A notion frequently presented by beneficiaries of a trust or an estate is that the trustee or executor is doing something unlawful if the beneficiaries are not treated “equally.” Although equality between or among beneficiaries appears to be a readily understandable concept, it is not the same as being entitled to receive an equal share of a trust or an estate. In the context of beneficiary disputes, the claim is not complicated to summarize: if the trustee (or executor) did not treat the beneficiaries equally, the fiduciary must have breached a duty. This argument has a surface appeal, but it is not necessarily consonant with the law.
Trustees and executors often face zero-sum situations, particularly without express instructions from the governing trust instrument or will. For example, two or more beneficiaries may wish to select the same tangible personal property. Alternatively, two or more beneficiaries may wish to receive the same real property. Some beneficiaries simply object to other beneficiaries receiving any specific property, or anything in-kind, even if such a transfer would not result in a shortfall of benefits or property distributable to the other beneficiaries.
There are guideposts in the law that may help pave the fiduciary's way out of such a quagmire. For instance, Virginia’s Trust Code, substantially modeled on the Uniform Trust Code that is now the law in a majority of states, focuses on the legal concept of impartiality. The concept of impartiality is different from the commonly understood notion of equality. Impartiality by a trustee focuses on equitable treatment: in investing, managing, and distributing the trust property. As a legal construct, impartiality is also qualified, and may require more than the rote exercise of the fiduciary's taking identical actions for each beneficiary.
The laws governing trusts and estates generally permit fiduciaries to reach an appropriate resolution even in the case of an apparent impasse.

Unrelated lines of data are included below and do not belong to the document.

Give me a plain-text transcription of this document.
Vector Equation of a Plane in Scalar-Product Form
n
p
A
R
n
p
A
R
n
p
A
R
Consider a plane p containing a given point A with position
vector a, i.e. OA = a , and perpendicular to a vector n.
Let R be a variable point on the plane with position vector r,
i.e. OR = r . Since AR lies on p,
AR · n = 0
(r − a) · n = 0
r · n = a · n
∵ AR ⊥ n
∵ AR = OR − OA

These legal guideposts are not always readily discernable, however, and distinctions can become easily blurred when arguments are made on the basis of surface appeal, including those asserting a lack of equality. A trustee or executor challenged by such arguments should either involve legal counsel early in the process of a trust's or estate's administration to prevent such claims from being litigated needlessly or seek counsel with relevant experience in the event that litigation arises.